The Debussy songs, “Mandoline” and “Beau soir,” allowed Fleming to shine in a repertory that is her newest enthusiasm. (Her recording of French songs, “Poème,” is up for a Grammy.) In “Beau soir,” an elegiac song about the passage of time, she sang with full voice to devastating effect the word “beau” in the line “Cependant qu’on est jeune et que le soir est beau” (While there is youth and the evening is fair) which goes on to conclude, “Car nous nous en allons comme s’en va cette onde:/Elle à la mer – nous au tombeau!”  (For we pass away, as the wave passes:/ The wave to the sea – we to the grave!) She delivered the last line, “Elle à la mer – nous au tombeau!” with such clarity that I bet even non-French speakers knew what she was singing.

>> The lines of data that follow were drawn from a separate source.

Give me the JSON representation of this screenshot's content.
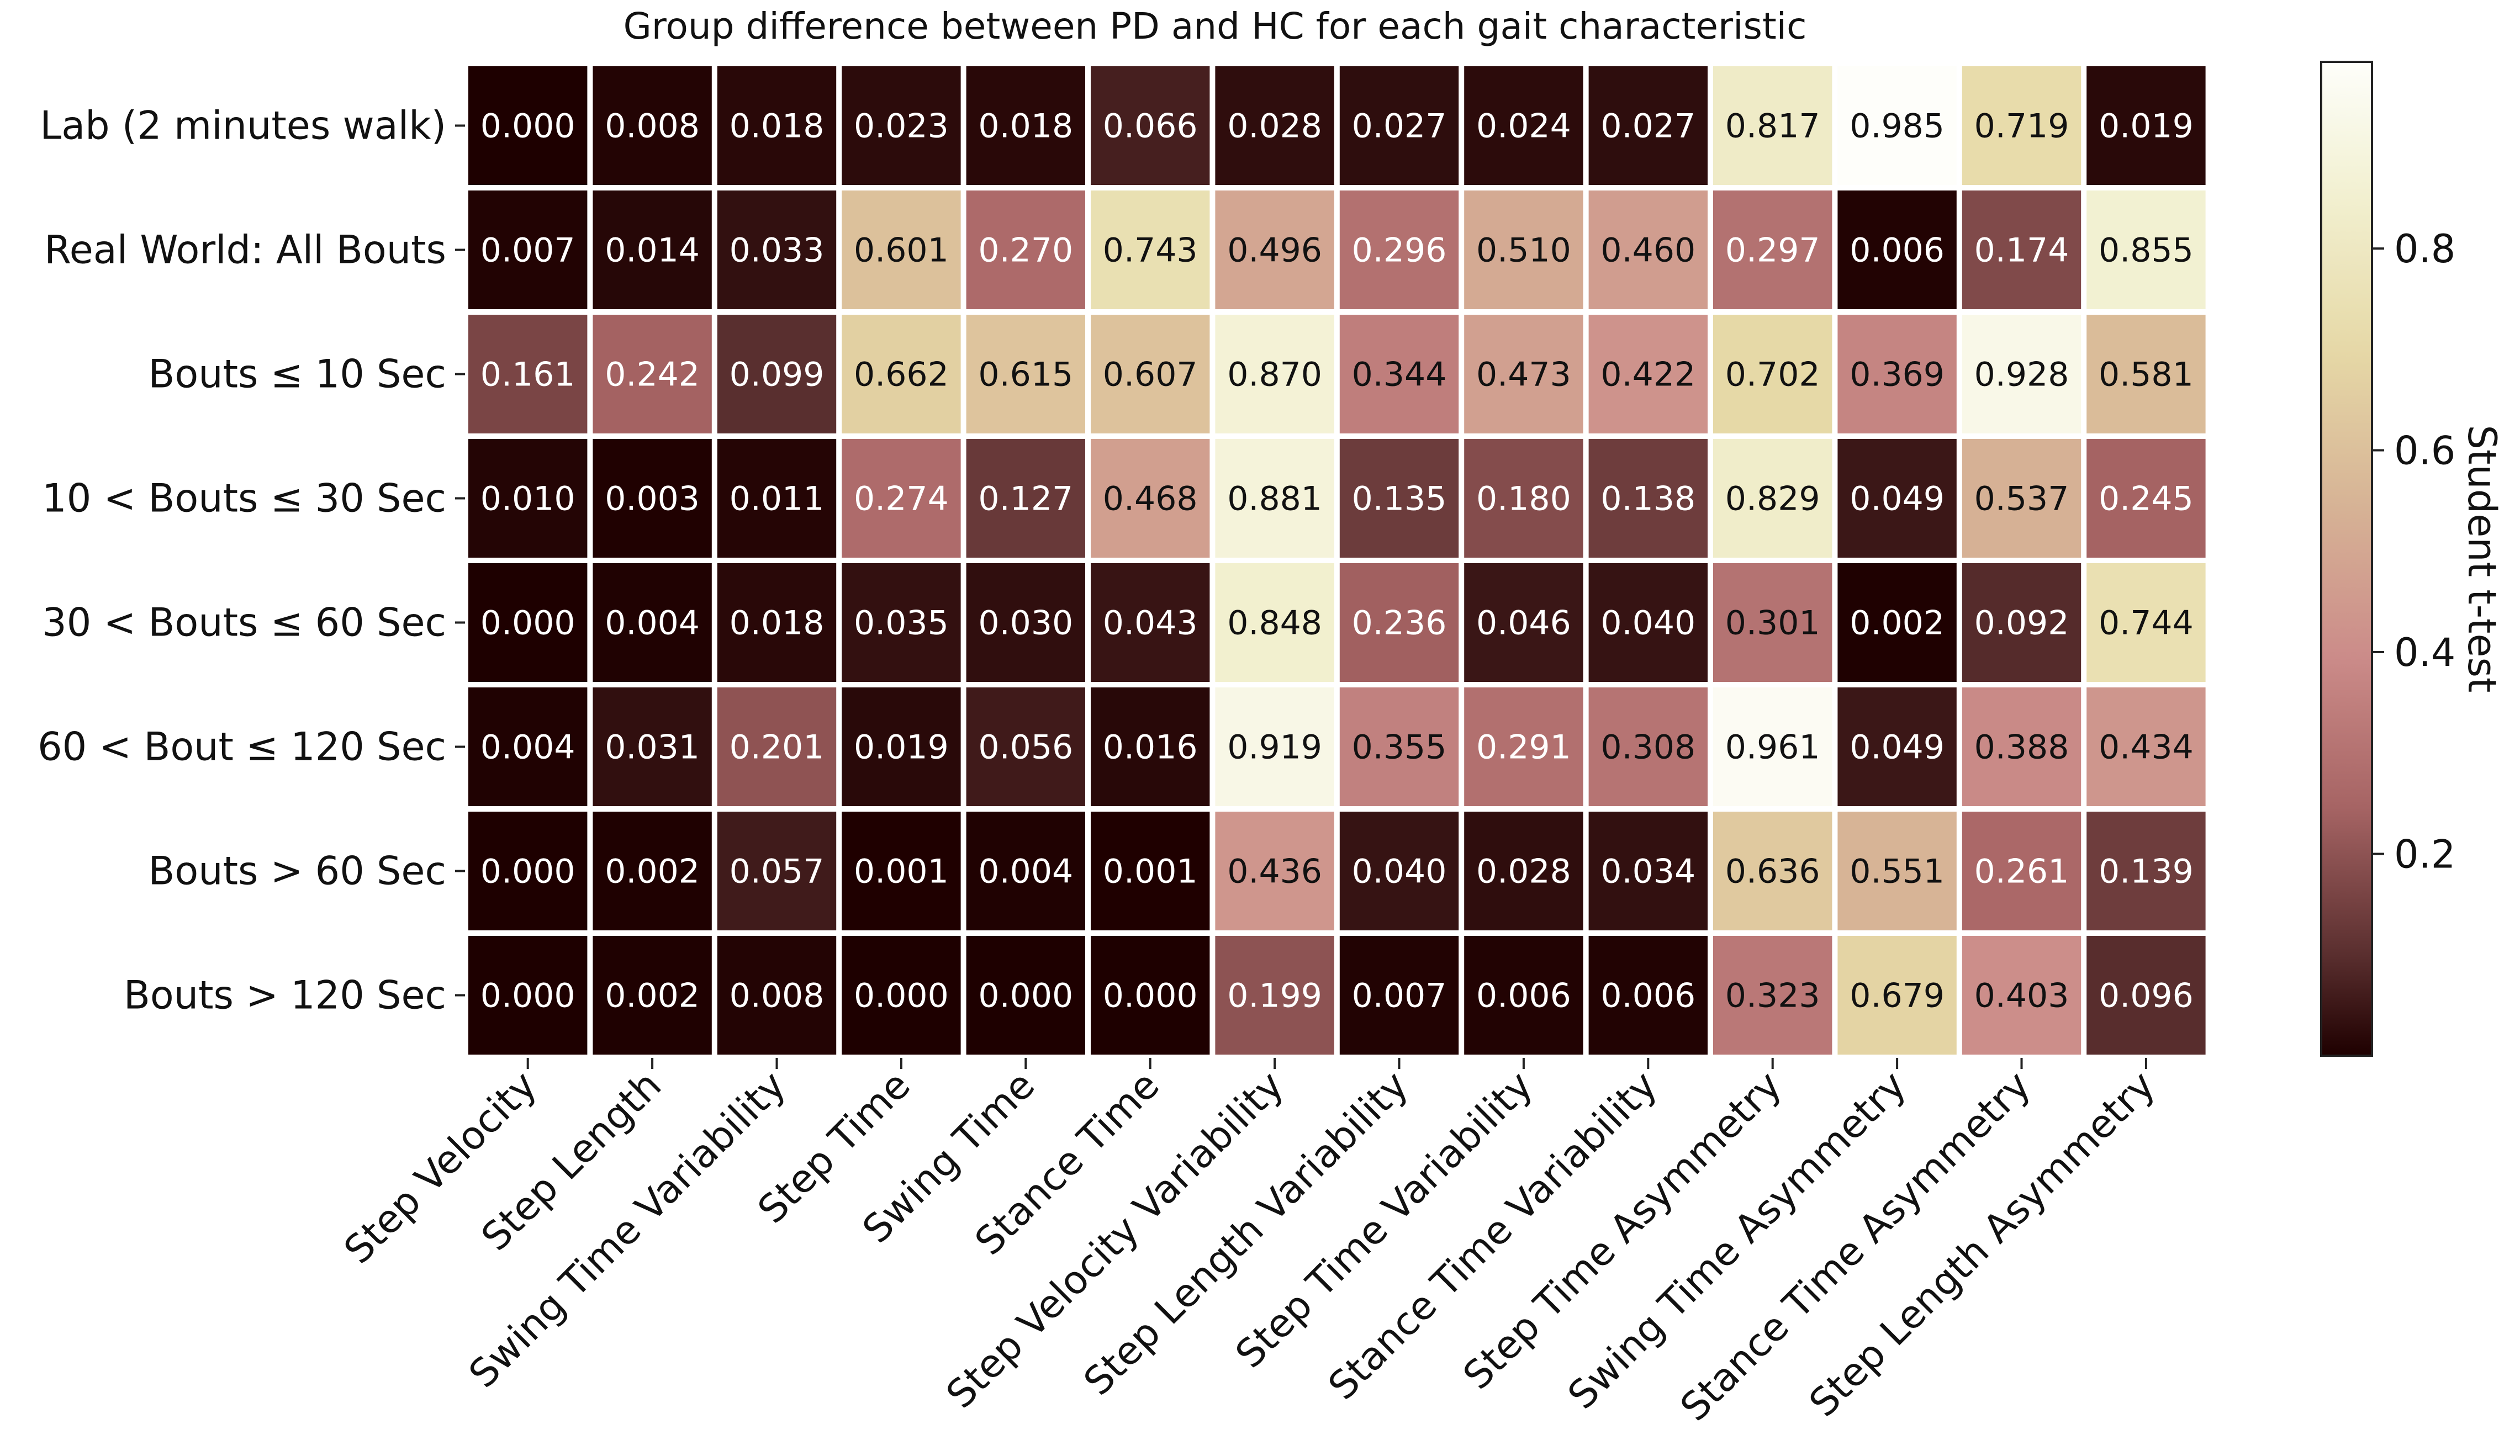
{
  "chart_data": {
    "type": "heatmap",
    "title": "Group difference between PD and HC for each gait characteristic",
    "rows": [
      "Lab (2 minutes walk)",
      "Real World: All Bouts",
      "Bouts ≤ 10 Sec",
      "10 < Bouts ≤ 30 Sec",
      "30 < Bouts ≤ 60 Sec",
      "60 < Bout ≤ 120 Sec",
      "Bouts > 60 Sec",
      "Bouts > 120 Sec"
    ],
    "columns": [
      "Step Velocity",
      "Step Length",
      "Swing Time Variability",
      "Step Time",
      "Swing Time",
      "Stance Time",
      "Step Velocity Variability",
      "Step Length Variability",
      "Step Time Variability",
      "Stance Time Variability",
      "Step Time Asymmetry",
      "Swing Time Asymmetry",
      "Stance Time Asymmetry",
      "Step Length Asymmetry"
    ],
    "values": [
      [
        "0.000",
        "0.008",
        "0.018",
        "0.023",
        "0.018",
        "0.066",
        "0.028",
        "0.027",
        "0.024",
        "0.027",
        "0.817",
        "0.985",
        "0.719",
        "0.019"
      ],
      [
        "0.007",
        "0.014",
        "0.033",
        "0.601",
        "0.270",
        "0.743",
        "0.496",
        "0.296",
        "0.510",
        "0.460",
        "0.297",
        "0.006",
        "0.174",
        "0.855"
      ],
      [
        "0.161",
        "0.242",
        "0.099",
        "0.662",
        "0.615",
        "0.607",
        "0.870",
        "0.344",
        "0.473",
        "0.422",
        "0.702",
        "0.369",
        "0.928",
        "0.581"
      ],
      [
        "0.010",
        "0.003",
        "0.011",
        "0.274",
        "0.127",
        "0.468",
        "0.881",
        "0.135",
        "0.180",
        "0.138",
        "0.829",
        "0.049",
        "0.537",
        "0.245"
      ],
      [
        "0.000",
        "0.004",
        "0.018",
        "0.035",
        "0.030",
        "0.043",
        "0.848",
        "0.236",
        "0.046",
        "0.040",
        "0.301",
        "0.002",
        "0.092",
        "0.744"
      ],
      [
        "0.004",
        "0.031",
        "0.201",
        "0.019",
        "0.056",
        "0.016",
        "0.919",
        "0.355",
        "0.291",
        "0.308",
        "0.961",
        "0.049",
        "0.388",
        "0.434"
      ],
      [
        "0.000",
        "0.002",
        "0.057",
        "0.001",
        "0.004",
        "0.001",
        "0.436",
        "0.040",
        "0.028",
        "0.034",
        "0.636",
        "0.551",
        "0.261",
        "0.139"
      ],
      [
        "0.000",
        "0.002",
        "0.008",
        "0.000",
        "0.000",
        "0.000",
        "0.199",
        "0.007",
        "0.006",
        "0.006",
        "0.323",
        "0.679",
        "0.403",
        "0.096"
      ]
    ],
    "colorbar": {
      "label": "Student t-test",
      "range": [
        0,
        0.985
      ],
      "ticks": [
        "0.2",
        "0.4",
        "0.6",
        "0.8"
      ],
      "tick_values": [
        0.2,
        0.4,
        0.6,
        0.8
      ],
      "colormap": "pink",
      "stops": [
        {
          "v": 0.0,
          "color": "#1e0000"
        },
        {
          "v": 0.1,
          "color": "#5a2f2f"
        },
        {
          "v": 0.25,
          "color": "#a86565"
        },
        {
          "v": 0.4,
          "color": "#cc8d8a"
        },
        {
          "v": 0.55,
          "color": "#d7b496"
        },
        {
          "v": 0.7,
          "color": "#e6d9a6"
        },
        {
          "v": 0.85,
          "color": "#f2f0d0"
        },
        {
          "v": 1.0,
          "color": "#ffffff"
        }
      ],
      "light_text_threshold": 0.3
    },
    "text_colors": {
      "light": "#ffffff",
      "dark": "#111111"
    }
  }
}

The recital’s undisputed highlight was Berlioz’s cantata, “La mort d’Ophélie,” written for solo voice, here done in its duet form. As Graham filled us in, Berlioz was madly in love with a British actress who played Ophelia. They had a tempestuous marriage and divorced, and she died young. This work, deeply passionate but restrained, was his commemoration of her. Berlioz gave the piano accompaniment a real role here, and the afternoon’s pianist, Bradley Moore, evocatively created the rhythm of the flowing water in which the poor, deluded girl who foolishly loved Hamlet, drowned. The cantata ends in a sad vocalize, which both singers made the most of.

Of course, the highlight of any recital comes with the encores. Many were delighted by Graham’s adoption of Hahn’s dangling cigarette as she sang the Edith Piaf song, “La Vie en Rose.”  However, the two singers undercut the point of the afternoon with the choice of the duet between the sisters Fiordiligi and Dorabella from Mozart’s “Così fan tutte.”  Nothing sung until then, not even the Debussy and Berlioz, was simultaneously so musically complex and vocally ravishing. No more need be said about the French chanson, élas.